Sophie Muller (Francopresse)
Si pour beaucoup d’entre nous la période des fêtes fut synonyme de joie partagée, elle fut pour certaines personnes un moment de souffrance et de solitude. Cela touche surtout les personnes âgées qui se trouvent isolées par la géographie, le manque de relations sociales et familiales ou bien la langue. Des solutions plutôt simples existent, mais elles diffèrent selon que l’on est à la ville ou à la campagne.
« Le moment des fêtes est toujours délicat », explique Yannick Freychet, directeur général de la Fédération des aînés franco- albertains (FAFA). Il y a une certaine pression sociale, dit-il, qui fait que nous nous devons d’être heureux. Mais en réalité, c’est une période difficile, surtout pour les célibataires », ajoute-t-il.

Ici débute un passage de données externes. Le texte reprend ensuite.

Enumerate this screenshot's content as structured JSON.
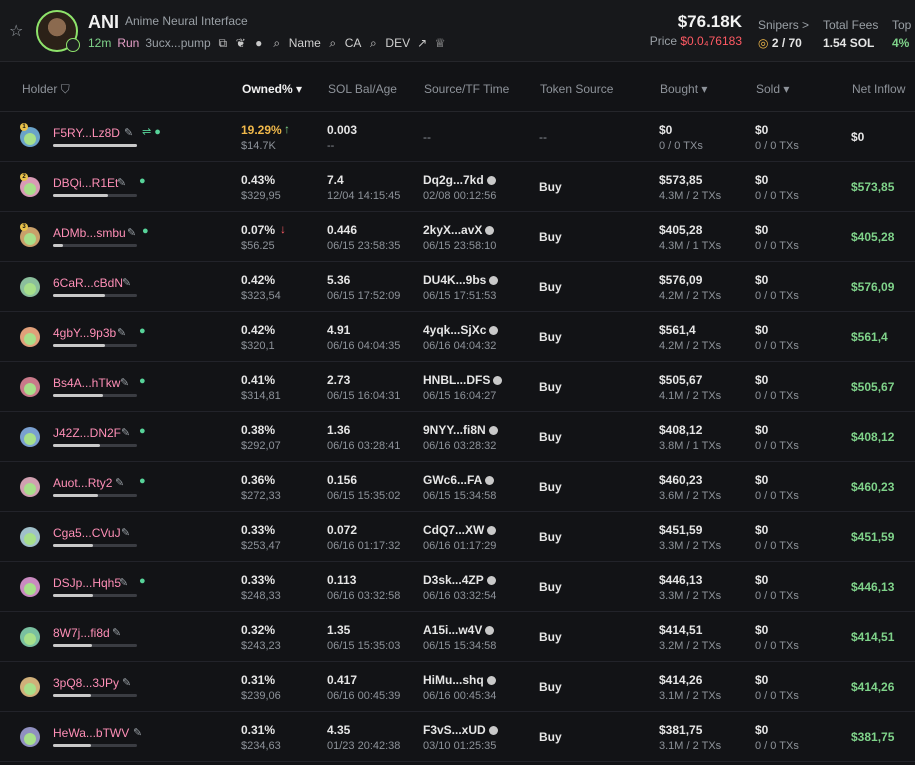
{
  "header": {
    "ticker": "ANI",
    "full_name": "Anime Neural Interface",
    "age": "12m",
    "run_label": "Run",
    "contract_short": "3ucx...pump",
    "tag_name": "Name",
    "tag_ca": "CA",
    "tag_dev": "DEV",
    "market_cap": "$76.18K",
    "price_label": "Price",
    "price_value": "$0.0₄76183",
    "snipers_label": "Snipers >",
    "snipers_value": "2 / 70",
    "fees_label": "Total Fees",
    "fees_value": "1.54 SOL",
    "top10_label": "Top",
    "top10_value": "4%"
  },
  "columns": {
    "holder": "Holder",
    "owned": "Owned%",
    "sol_bal_age": "SOL Bal/Age",
    "source_tf_time": "Source/TF Time",
    "token_source": "Token Source",
    "bought": "Bought",
    "sold": "Sold",
    "net_inflow": "Net Inflow"
  },
  "rows": [
    {
      "holder": "F5RY...Lz8D",
      "owned": "19.29%",
      "owned_usd": "$14.7K",
      "sol_bal": "0.003",
      "age": "--",
      "source": "--",
      "source_time": "",
      "token_source": "--",
      "bought": "$0",
      "bought_txs": "0 / 0 TXs",
      "sold": "$0",
      "sold_txs": "0 / 0 TXs",
      "net": "$0"
    },
    {
      "holder": "DBQi...R1Et",
      "owned": "0.43%",
      "owned_usd": "$329,95",
      "sol_bal": "7.4",
      "age": "12/04 14:15:45",
      "source": "Dq2g...7kd",
      "source_time": "02/08 00:12:56",
      "token_source": "Buy",
      "bought": "$573,85",
      "bought_txs": "4.3M / 2 TXs",
      "sold": "$0",
      "sold_txs": "0 / 0 TXs",
      "net": "$573,85"
    },
    {
      "holder": "ADMb...smbu",
      "owned": "0.07%",
      "owned_usd": "$56.25",
      "sol_bal": "0.446",
      "age": "06/15 23:58:35",
      "source": "2kyX...avX",
      "source_time": "06/15 23:58:10",
      "token_source": "Buy",
      "bought": "$405,28",
      "bought_txs": "4.3M / 1 TXs",
      "sold": "$0",
      "sold_txs": "0 / 0 TXs",
      "net": "$405,28"
    },
    {
      "holder": "6CaR...cBdN",
      "owned": "0.42%",
      "owned_usd": "$323,54",
      "sol_bal": "5.36",
      "age": "06/15 17:52:09",
      "source": "DU4K...9bs",
      "source_time": "06/15 17:51:53",
      "token_source": "Buy",
      "bought": "$576,09",
      "bought_txs": "4.2M / 2 TXs",
      "sold": "$0",
      "sold_txs": "0 / 0 TXs",
      "net": "$576,09"
    },
    {
      "holder": "4gbY...9p3b",
      "owned": "0.42%",
      "owned_usd": "$320,1",
      "sol_bal": "4.91",
      "age": "06/16 04:04:35",
      "source": "4yqk...SjXc",
      "source_time": "06/16 04:04:32",
      "token_source": "Buy",
      "bought": "$561,4",
      "bought_txs": "4.2M / 2 TXs",
      "sold": "$0",
      "sold_txs": "0 / 0 TXs",
      "net": "$561,4"
    },
    {
      "holder": "Bs4A...hTkw",
      "owned": "0.41%",
      "owned_usd": "$314,81",
      "sol_bal": "2.73",
      "age": "06/15 16:04:31",
      "source": "HNBL...DFS",
      "source_time": "06/15 16:04:27",
      "token_source": "Buy",
      "bought": "$505,67",
      "bought_txs": "4.1M / 2 TXs",
      "sold": "$0",
      "sold_txs": "0 / 0 TXs",
      "net": "$505,67"
    },
    {
      "holder": "J42Z...DN2F",
      "owned": "0.38%",
      "owned_usd": "$292,07",
      "sol_bal": "1.36",
      "age": "06/16 03:28:41",
      "source": "9NYY...fi8N",
      "source_time": "06/16 03:28:32",
      "token_source": "Buy",
      "bought": "$408,12",
      "bought_txs": "3.8M / 1 TXs",
      "sold": "$0",
      "sold_txs": "0 / 0 TXs",
      "net": "$408,12"
    },
    {
      "holder": "Auot...Rty2",
      "owned": "0.36%",
      "owned_usd": "$272,33",
      "sol_bal": "0.156",
      "age": "06/15 15:35:02",
      "source": "GWc6...FA",
      "source_time": "06/15 15:34:58",
      "token_source": "Buy",
      "bought": "$460,23",
      "bought_txs": "3.6M / 2 TXs",
      "sold": "$0",
      "sold_txs": "0 / 0 TXs",
      "net": "$460,23"
    },
    {
      "holder": "Cga5...CVuJ",
      "owned": "0.33%",
      "owned_usd": "$253,47",
      "sol_bal": "0.072",
      "age": "06/16 01:17:32",
      "source": "CdQ7...XW",
      "source_time": "06/16 01:17:29",
      "token_source": "Buy",
      "bought": "$451,59",
      "bought_txs": "3.3M / 2 TXs",
      "sold": "$0",
      "sold_txs": "0 / 0 TXs",
      "net": "$451,59"
    },
    {
      "holder": "DSJp...Hqh5",
      "owned": "0.33%",
      "owned_usd": "$248,33",
      "sol_bal": "0.113",
      "age": "06/16 03:32:58",
      "source": "D3sk...4ZP",
      "source_time": "06/16 03:32:54",
      "token_source": "Buy",
      "bought": "$446,13",
      "bought_txs": "3.3M / 2 TXs",
      "sold": "$0",
      "sold_txs": "0 / 0 TXs",
      "net": "$446,13"
    },
    {
      "holder": "8W7j...fi8d",
      "owned": "0.32%",
      "owned_usd": "$243,23",
      "sol_bal": "1.35",
      "age": "06/15 15:35:03",
      "source": "A15i...w4V",
      "source_time": "06/15 15:34:58",
      "token_source": "Buy",
      "bought": "$414,51",
      "bought_txs": "3.2M / 2 TXs",
      "sold": "$0",
      "sold_txs": "0 / 0 TXs",
      "net": "$414,51"
    },
    {
      "holder": "3pQ8...3JPy",
      "owned": "0.31%",
      "owned_usd": "$239,06",
      "sol_bal": "0.417",
      "age": "06/16 00:45:39",
      "source": "HiMu...shq",
      "source_time": "06/16 00:45:34",
      "token_source": "Buy",
      "bought": "$414,26",
      "bought_txs": "3.1M / 2 TXs",
      "sold": "$0",
      "sold_txs": "0 / 0 TXs",
      "net": "$414,26"
    },
    {
      "holder": "HeWa...bTWV",
      "owned": "0.31%",
      "owned_usd": "$234,63",
      "sol_bal": "4.35",
      "age": "01/23 20:42:38",
      "source": "F3vS...xUD",
      "source_time": "03/10 01:25:35",
      "token_source": "Buy",
      "bought": "$381,75",
      "bought_txs": "3.1M / 2 TXs",
      "sold": "$0",
      "sold_txs": "0 / 0 TXs",
      "net": "$381,75"
    }
  ],
  "colors": {
    "background": "#121316",
    "address": "#ff8fb7",
    "positive": "#7fd38a",
    "negative": "#ff5a64",
    "highlight": "#f0b84a"
  },
  "icons": [
    "star-icon",
    "copy-icon",
    "leaf-icon",
    "search-icon",
    "external-link-icon",
    "crown-icon",
    "filter-icon",
    "edit-icon",
    "user-icon",
    "arrow-up-icon",
    "arrow-down-icon",
    "coin-icon"
  ]
}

L’isolement : géographique comme social
Les personnes âgées en mauvaise santé ou dont les capacités sont fortement diminuées sont aussi susceptibles de souffrir d’isolement physique, note Patricia Brennan, gestionnaire de projets à l’Association franco-yukonnaise. « La période des fêtes est un problème pour plusieurs aînés, surtout quand les enfants sont loin. Ici, au Yukon, beaucoup de gens ont leur famille à l’extérieur », explique-t-elle.
L’isolement géographique est en effet un facteur important, confirme Leslie Quennehen, chargée de projets à la Fédération de Terre-Neuve et du Labrador. Mais l’avantage des petites communautés, pense-t-elle, c’est qu’il y a beaucoup d’entraide.

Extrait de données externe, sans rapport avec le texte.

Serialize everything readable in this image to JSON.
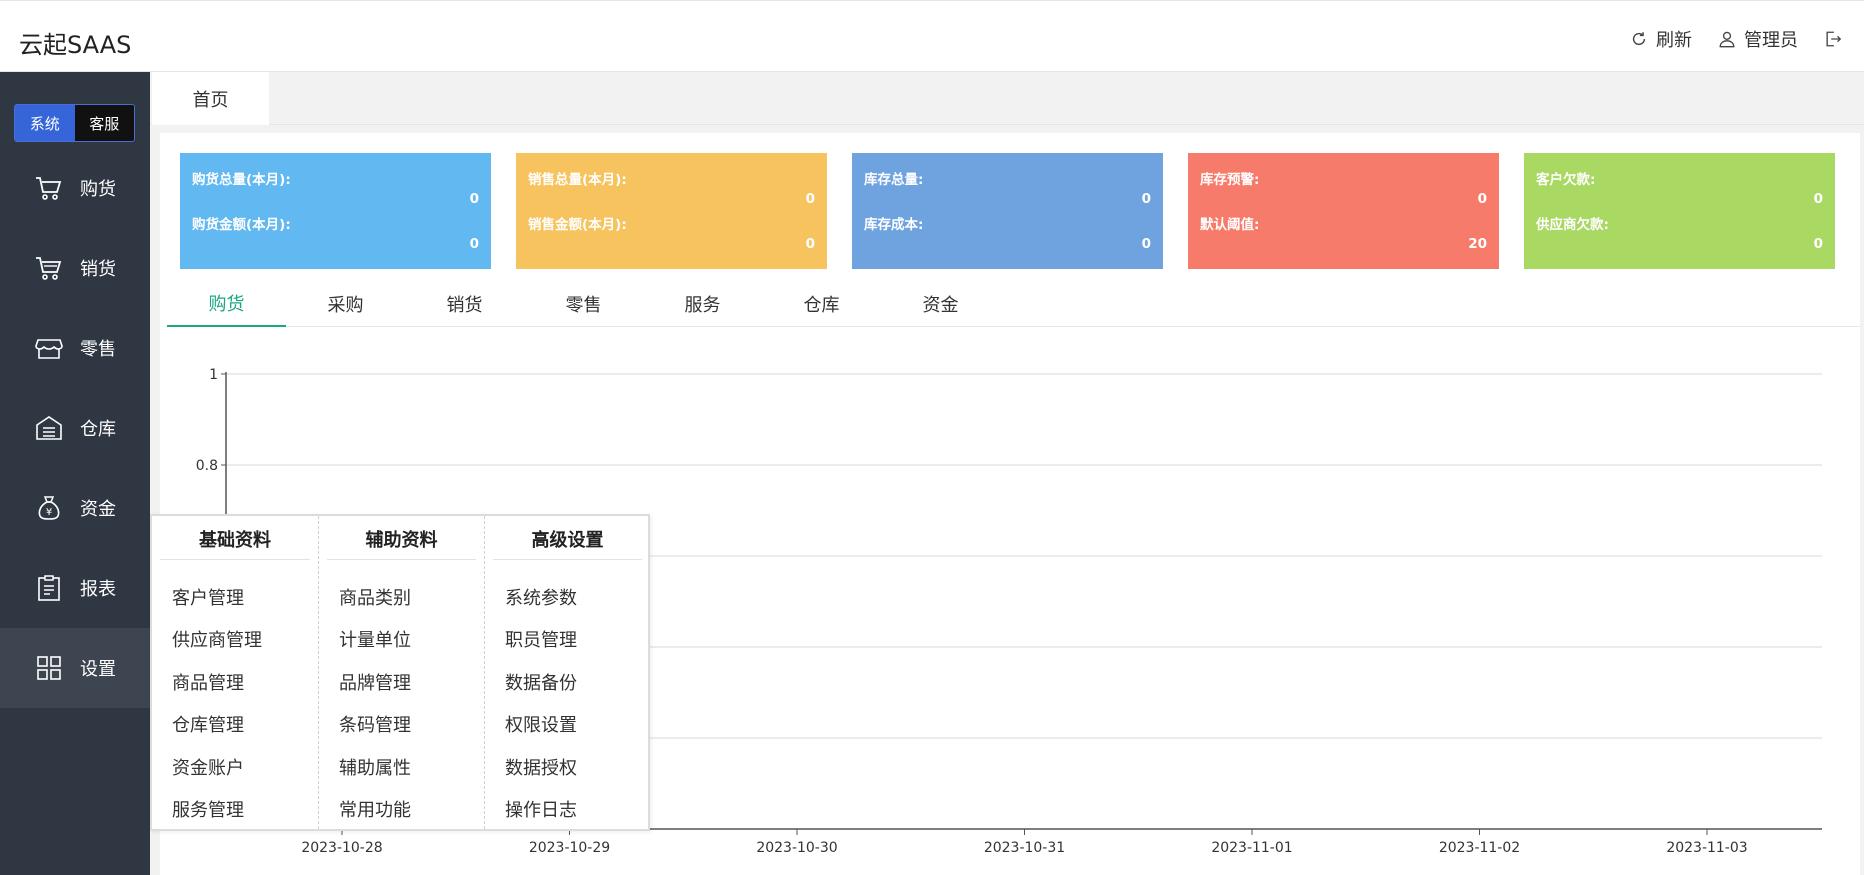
{
  "header": {
    "brand": "云起SAAS",
    "refresh": "刷新",
    "user": "管理员"
  },
  "sidebar": {
    "switch": [
      "系统",
      "客服"
    ],
    "items": [
      {
        "label": "购货",
        "icon": "cart-icon"
      },
      {
        "label": "销货",
        "icon": "cart-icon"
      },
      {
        "label": "零售",
        "icon": "store-icon"
      },
      {
        "label": "仓库",
        "icon": "warehouse-icon"
      },
      {
        "label": "资金",
        "icon": "money-bag-icon"
      },
      {
        "label": "报表",
        "icon": "clipboard-icon"
      },
      {
        "label": "设置",
        "icon": "grid-icon"
      }
    ],
    "active": "设置"
  },
  "page_tabs": [
    "首页"
  ],
  "cards": [
    {
      "color": "#62b8f0",
      "label1": "购货总量(本月):",
      "value1": "0",
      "label2": "购货金额(本月):",
      "value2": "0"
    },
    {
      "color": "#f6c35f",
      "label1": "销售总量(本月):",
      "value1": "0",
      "label2": "销售金额(本月):",
      "value2": "0"
    },
    {
      "color": "#6fa3e0",
      "label1": "库存总量:",
      "value1": "0",
      "label2": "库存成本:",
      "value2": "0"
    },
    {
      "color": "#f77b6a",
      "label1": "库存预警:",
      "value1": "0",
      "label2": "默认阈值:",
      "value2": "20"
    },
    {
      "color": "#a9d863",
      "label1": "客户欠款:",
      "value1": "0",
      "label2": "供应商欠款:",
      "value2": "0"
    }
  ],
  "section_tabs": [
    "购货",
    "采购",
    "销货",
    "零售",
    "服务",
    "仓库",
    "资金"
  ],
  "active_section_tab": "购货",
  "chart_data": {
    "type": "line",
    "x": [
      "2023-10-28",
      "2023-10-29",
      "2023-10-30",
      "2023-10-31",
      "2023-11-01",
      "2023-11-02",
      "2023-11-03"
    ],
    "y_ticks_visible": [
      1,
      0.8
    ],
    "ylim": [
      0,
      1
    ],
    "grid": true,
    "series": [
      {
        "values": [
          0,
          0,
          0,
          0,
          0,
          0,
          0
        ]
      }
    ]
  },
  "dropdown": {
    "columns": [
      {
        "title": "基础资料",
        "items": [
          "客户管理",
          "供应商管理",
          "商品管理",
          "仓库管理",
          "资金账户",
          "服务管理"
        ]
      },
      {
        "title": "辅助资料",
        "items": [
          "商品类别",
          "计量单位",
          "品牌管理",
          "条码管理",
          "辅助属性",
          "常用功能"
        ]
      },
      {
        "title": "高级设置",
        "items": [
          "系统参数",
          "职员管理",
          "数据备份",
          "权限设置",
          "数据授权",
          "操作日志"
        ]
      }
    ]
  }
}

C’est aussi l’avis de Mme Brennan, car les gens se connaissent et s’invitent les uns les autres. C’est peut-être plus difficile pour les aînés qui vivent dans les grands centres urbains, suggère-t-elle. Pour briser l’isolement, il est important de développer son réseau social, en créant des occasions telles que des services de lecture, des soirées de jeux, ou des sorties randonnées. Cela est plus facile à faire dans une petite communauté, pense-t-elle.
Il est vrai que cette solidarité est moins naturelle en milieu urbain, observe M. Freychet. Cela est d’autant plus dommageable que le nombre d’aînés franco-albertains a doublé en l’espace de dix ans, souligne-t-il. Selon une étude conduite en 2012 par la FAFA, les personnes âgées de 65 ans et plus représentent plus de 15 % de la population franco- albertaine comparativement à 10 % pour l’ensemble de la population provinciale. C’est une tendance que l’on observe dans beaucoup de communautés francophones en situation minoritaire, et pas seulement en Alberta, note le directeur.

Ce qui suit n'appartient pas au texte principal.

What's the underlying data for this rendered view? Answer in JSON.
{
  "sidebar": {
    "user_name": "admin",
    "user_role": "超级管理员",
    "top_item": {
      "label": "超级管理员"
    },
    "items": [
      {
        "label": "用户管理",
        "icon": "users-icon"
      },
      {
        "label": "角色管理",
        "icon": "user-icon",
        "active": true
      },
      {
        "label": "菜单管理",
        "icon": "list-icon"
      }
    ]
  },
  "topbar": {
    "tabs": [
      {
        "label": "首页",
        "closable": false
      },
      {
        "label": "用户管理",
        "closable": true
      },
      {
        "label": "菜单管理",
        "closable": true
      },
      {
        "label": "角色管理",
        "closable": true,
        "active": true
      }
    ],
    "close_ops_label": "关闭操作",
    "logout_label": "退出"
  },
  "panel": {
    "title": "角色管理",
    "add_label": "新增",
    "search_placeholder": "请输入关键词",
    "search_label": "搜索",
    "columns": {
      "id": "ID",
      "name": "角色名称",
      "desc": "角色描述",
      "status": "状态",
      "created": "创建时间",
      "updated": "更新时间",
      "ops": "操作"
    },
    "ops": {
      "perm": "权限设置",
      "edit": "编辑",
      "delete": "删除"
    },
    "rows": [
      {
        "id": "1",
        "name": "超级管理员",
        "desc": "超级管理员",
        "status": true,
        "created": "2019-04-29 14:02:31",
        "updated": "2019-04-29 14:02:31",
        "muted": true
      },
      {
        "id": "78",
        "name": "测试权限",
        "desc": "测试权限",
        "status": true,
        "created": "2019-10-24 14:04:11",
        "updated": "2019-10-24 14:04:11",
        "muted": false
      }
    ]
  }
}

La solution à l’exclusion sociale de cette population passe par les nombreuses activités mises en place par les clubs locaux, dit-il, mais ceux-ci ont peu de ressources et fonctionnent essentiellement grâce au bon vouloir de bénévoles.
Une initiative porteuse en Alberta
À Edmonton, et dans le nord de la province, une initiative a récemment vu le jour : « Santa for Seniors ». Mise en place par la chaîne de magasins London Drugs, elle consiste à faire appel à la générosité des clients en leur donnant l’occasion d’offrir quelques cadeaux de Noël à des personnes âgées dans le besoin.
À l’aide d’étiquettes accrochées sur le sapin de Noël du magasin, les clients découvrent les noms des aînés et ce qu’ils ont demandé au père Noël : une couverture ou des chocolats, par exemple. Développée en partenariat avec l’Operation Friendship Seniors Society, qui offre toute une gamme de services sociaux à destination des aînés, l’initiative permet ainsi d’apporter un peu de réconfort pendant les fêtes.
Démarré l’an dernier dans un seul magasin, le projet a touché environ 500 aînés. Devant le succès remporté, cela a été étendu en 2016 à plusieurs magasins et va concerner plus de 2 000 personnes. « C’est une opération très populaire, les gens viennent même de Calgary pour y participer », explique Natalie Harper, responsable des relations publiques à London Drugs et cofondatrice du projet. Il est évident que le projet va continuer de s’étendre, la population vieillit et les aînés sont de plus en plus dans le besoin et sans famille, affirme-t-elle.
« L’impact d’un tel projet est énorme », dit Jimmy Morrison, gestionnaire des relations avec la communauté à Operation Friendship Seniors Society. « Le temps des fêtes est difficile pour nos résidents, ils sont un peu oubliés, et ça m’attriste », raconte-t-il.